Why ‘brief’ is one of the most important words in the Advertising World?
If you are familiar to the Advertising world you already noticed that brief is one of the words most used in daily talk. In this post I’ll try to show its importance.
Brief itself should be separated in two distinct ones: the client brief and the creative brief.
The client brief: Whenever a client contacts an agency in order to develop an advertising campaign, a list of attributes should be given by the client to the agency. Without this list, the agency would never be able to build up a successful campaign if they don’t know what’s the main objective of the campaign for example.
The essentials that a client should provide to an advertising agency that constitute the client brief are:
- Where are we now?
- Where do we want to be after this?
- What are we doing right now to get there?
- What’s our target group? Who do we need to talk to?
- How come we will know that the accomplish the objective?
This pretty much is what needed to be presented by a client to an agency in order to guarantee that the agency has enough input to create a successful campaign. (Other issues are related with market search and the campaign planning style are also of extreme importance, however I won’t tackle them in this post).
The creative brief: After the client brief has been received by the agency, now the account management and account planning teams are responsible to transform a client brief into the creative brief, which will need, obviously, to be approved by the client itself.

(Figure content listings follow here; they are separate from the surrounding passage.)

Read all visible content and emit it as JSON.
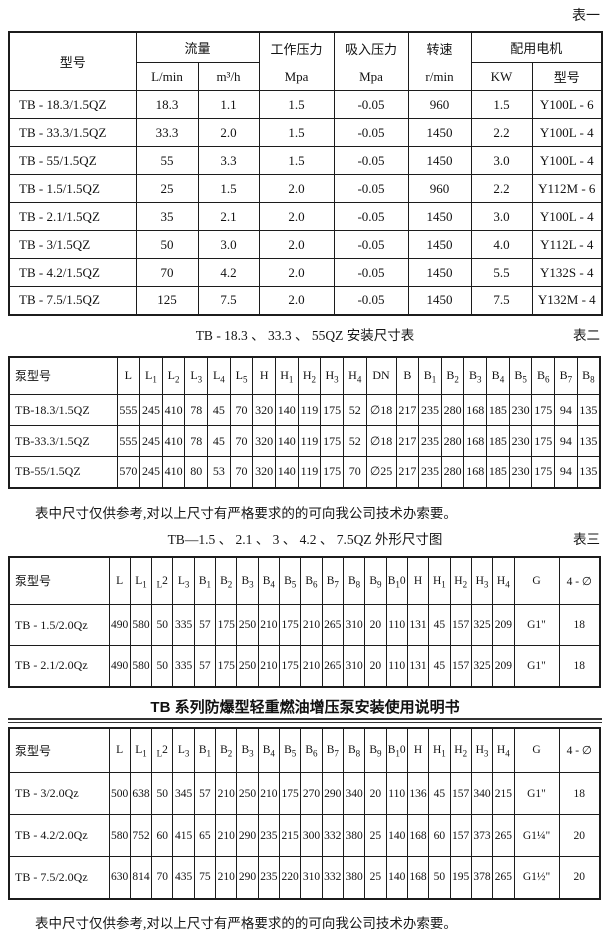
{
  "colors": {
    "ink": "#1c1c1c",
    "background": "#ffffff"
  },
  "page": {
    "label_table1": "表一",
    "label_table2": "表二",
    "label_table3": "表三",
    "caption_table2": "TB - 18.3 、 33.3 、 55QZ 安装尺寸表",
    "caption_table3": "TB—1.5 、 2.1 、 3 、 4.2 、 7.5QZ 外形尺寸图",
    "note_table2": "表中尺寸仅供参考,对以上尺寸有严格要求的的可向我公司技术办索要。",
    "manual_heading": "TB 系列防爆型轻重燃油增压泵安装使用说明书",
    "note_table4": "表中尺寸仅供参考,对以上尺寸有严格要求的的可向我公司技术办索要。"
  },
  "spec_table": {
    "header": {
      "model": "型号",
      "flow": "流量",
      "flow_lmin": "L/min",
      "flow_m3h": "m³/h",
      "work_pressure": "工作压力",
      "work_pressure_unit": "Mpa",
      "suction_pressure": "吸入压力",
      "suction_pressure_unit": "Mpa",
      "speed": "转速",
      "speed_unit": "r/min",
      "motor": "配用电机",
      "motor_kw": "KW",
      "motor_model": "型号"
    },
    "rows": [
      [
        "TB - 18.3/1.5QZ",
        "18.3",
        "1.1",
        "1.5",
        "-0.05",
        "960",
        "1.5",
        "Y100L - 6"
      ],
      [
        "TB - 33.3/1.5QZ",
        "33.3",
        "2.0",
        "1.5",
        "-0.05",
        "1450",
        "2.2",
        "Y100L - 4"
      ],
      [
        "TB - 55/1.5QZ",
        "55",
        "3.3",
        "1.5",
        "-0.05",
        "1450",
        "3.0",
        "Y100L - 4"
      ],
      [
        "TB - 1.5/1.5QZ",
        "25",
        "1.5",
        "2.0",
        "-0.05",
        "960",
        "2.2",
        "Y112M - 6"
      ],
      [
        "TB - 2.1/1.5QZ",
        "35",
        "2.1",
        "2.0",
        "-0.05",
        "1450",
        "3.0",
        "Y100L - 4"
      ],
      [
        "TB - 3/1.5QZ",
        "50",
        "3.0",
        "2.0",
        "-0.05",
        "1450",
        "4.0",
        "Y112L - 4"
      ],
      [
        "TB - 4.2/1.5QZ",
        "70",
        "4.2",
        "2.0",
        "-0.05",
        "1450",
        "5.5",
        "Y132S - 4"
      ],
      [
        "TB - 7.5/1.5QZ",
        "125",
        "7.5",
        "2.0",
        "-0.05",
        "1450",
        "7.5",
        "Y132M - 4"
      ]
    ]
  },
  "install_table": {
    "columns": [
      "泵型号",
      "L",
      "L_{1}",
      "L_{2}",
      "L_{3}",
      "L_{4}",
      "L_{5}",
      "H",
      "H_{1}",
      "H_{2}",
      "H_{3}",
      "H_{4}",
      "DN",
      "B",
      "B_{1}",
      "B_{2}",
      "B_{3}",
      "B_{4}",
      "B_{5}",
      "B_{6}",
      "B_{7}",
      "B_{8}"
    ],
    "rows": [
      [
        "TB-18.3/1.5QZ",
        "555",
        "245",
        "410",
        "78",
        "45",
        "70",
        "320",
        "140",
        "119",
        "175",
        "52",
        "∅18",
        "217",
        "235",
        "280",
        "168",
        "185",
        "230",
        "175",
        "94",
        "135"
      ],
      [
        "TB-33.3/1.5QZ",
        "555",
        "245",
        "410",
        "78",
        "45",
        "70",
        "320",
        "140",
        "119",
        "175",
        "52",
        "∅18",
        "217",
        "235",
        "280",
        "168",
        "185",
        "230",
        "175",
        "94",
        "135"
      ],
      [
        "TB-55/1.5QZ",
        "570",
        "245",
        "410",
        "80",
        "53",
        "70",
        "320",
        "140",
        "119",
        "175",
        "70",
        "∅25",
        "217",
        "235",
        "280",
        "168",
        "185",
        "230",
        "175",
        "94",
        "135"
      ]
    ]
  },
  "outline_table": {
    "columns": [
      "泵型号",
      "L",
      "L_{1}",
      "_{L}2",
      "L_{3}",
      "B_{1}",
      "B_{2}",
      "B_{3}",
      "B_{4}",
      "B_{5}",
      "B_{6}",
      "B_{7}",
      "B_{8}",
      "B_{9}",
      "B_{1}0",
      "H",
      "H_{1}",
      "H_{2}",
      "H_{3}",
      "H_{4}",
      "G",
      "4 - ∅"
    ],
    "rows": [
      [
        "TB - 1.5/2.0Qz",
        "490",
        "580",
        "50",
        "335",
        "57",
        "175",
        "250",
        "210",
        "175",
        "210",
        "265",
        "310",
        "20",
        "110",
        "131",
        "45",
        "157",
        "325",
        "209",
        "G1\"",
        "18"
      ],
      [
        "TB - 2.1/2.0Qz",
        "490",
        "580",
        "50",
        "335",
        "57",
        "175",
        "250",
        "210",
        "175",
        "210",
        "265",
        "310",
        "20",
        "110",
        "131",
        "45",
        "157",
        "325",
        "209",
        "G1\"",
        "18"
      ]
    ]
  },
  "manual_table": {
    "columns": [
      "泵型号",
      "L",
      "L_{1}",
      "_{L}2",
      "L_{3}",
      "B_{1}",
      "B_{2}",
      "B_{3}",
      "B_{4}",
      "B_{5}",
      "B_{6}",
      "B_{7}",
      "B_{8}",
      "B_{9}",
      "B_{1}0",
      "H",
      "H_{1}",
      "H_{2}",
      "H_{3}",
      "H_{4}",
      "G",
      "4 - ∅"
    ],
    "rows": [
      [
        "TB - 3/2.0Qz",
        "500",
        "638",
        "50",
        "345",
        "57",
        "210",
        "250",
        "210",
        "175",
        "270",
        "290",
        "340",
        "20",
        "110",
        "136",
        "45",
        "157",
        "340",
        "215",
        "G1\"",
        "18"
      ],
      [
        "TB - 4.2/2.0Qz",
        "580",
        "752",
        "60",
        "415",
        "65",
        "210",
        "290",
        "235",
        "215",
        "300",
        "332",
        "380",
        "25",
        "140",
        "168",
        "60",
        "157",
        "373",
        "265",
        "G1¼\"",
        "20"
      ],
      [
        "TB - 7.5/2.0Qz",
        "630",
        "814",
        "70",
        "435",
        "75",
        "210",
        "290",
        "235",
        "220",
        "310",
        "332",
        "380",
        "25",
        "140",
        "168",
        "50",
        "195",
        "378",
        "265",
        "G1½\"",
        "20"
      ]
    ]
  }
}
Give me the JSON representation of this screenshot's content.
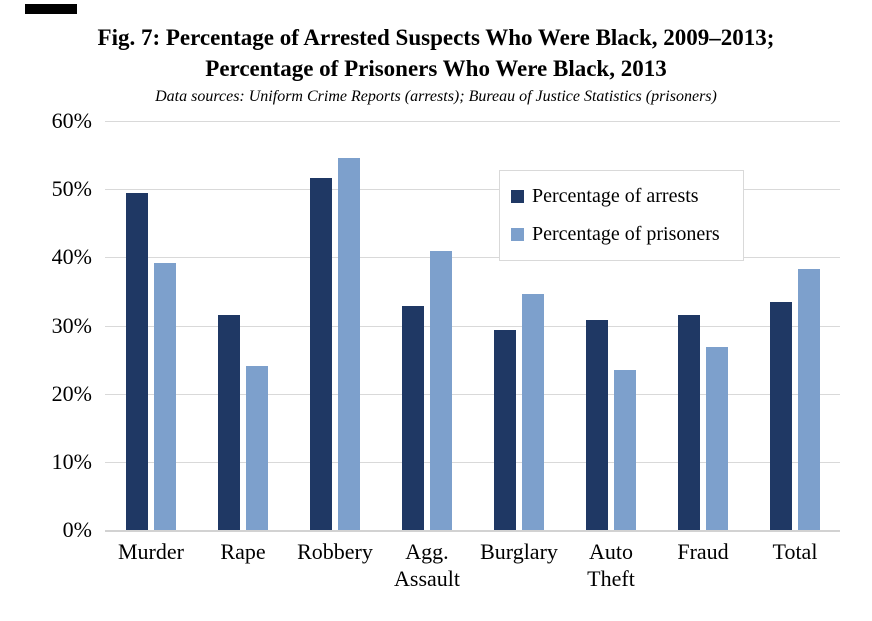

We can say that a good creative brief is the one that stimulates creativity and enhances original ideas by the creatives. There should be enough space for imagination occur, the creative brief shouldn’t be too restrictive that will be just possible to work in one direction. We should remember that at this point creatives will come to some idea of how the deliverables will be, which will serve as input to the production team, so we should always keep in mind that in the first steps of the creative process to leave it as open as possible, and not act in a ego-related fashion.